DO: Rather shortly after coming to Cornell, there was a colloquium, and a solid-state seminar - one on dilution refrigerators. This was 67, and dilution refrigerator - the first demonstration was in 65, so these were very new devices. The other one was Pomeranchuk cooling, and that was a talk given by Bob Richardson.

I just looked at those new technologies as having the promise to allow man to look at nature in a new and very different realm, which was kind of a very simplistic view, because people had looked down, actually, to 2 millidegrees without finding superfluidity in helium 3. But it didn't matter - it had the necessary effect on me, which was that I signed on the line, and became a low-temperature physicist.

PH: So it was the fascination with the topic that drew you to those individuals.

DO: Yeah. I guess when I'd been a senior at Cal Tech, in order to get out of a third semester of advanced lab, I worked in what was becoming David Goodstein's low-temperature lab.
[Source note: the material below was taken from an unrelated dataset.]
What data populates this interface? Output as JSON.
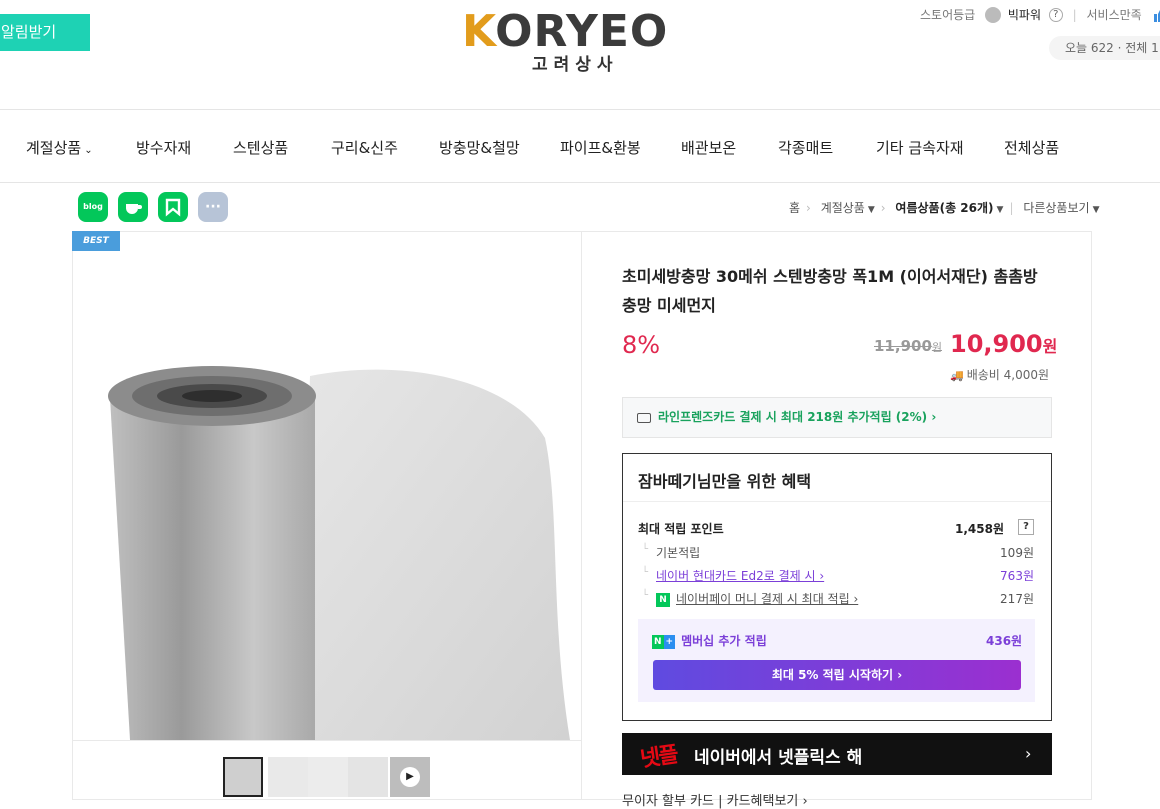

Who'd just joined the faculty at Cal Tech, and had promptly gone off to Italy, one of his favorite places. So he wasn't around, but there were two guys there, one from UC-Riverside, and the other from Pomona -

You know, if you want, you can actually read a lot of this about my early career and all of these early decisions in my Nobel biography.

PH: Yes, I've actually looked at that. But it's great to get these extra insights.

DO: Okay. Well, Dave Lee and Bob Richardson came along with the lab, as far as that was concerned.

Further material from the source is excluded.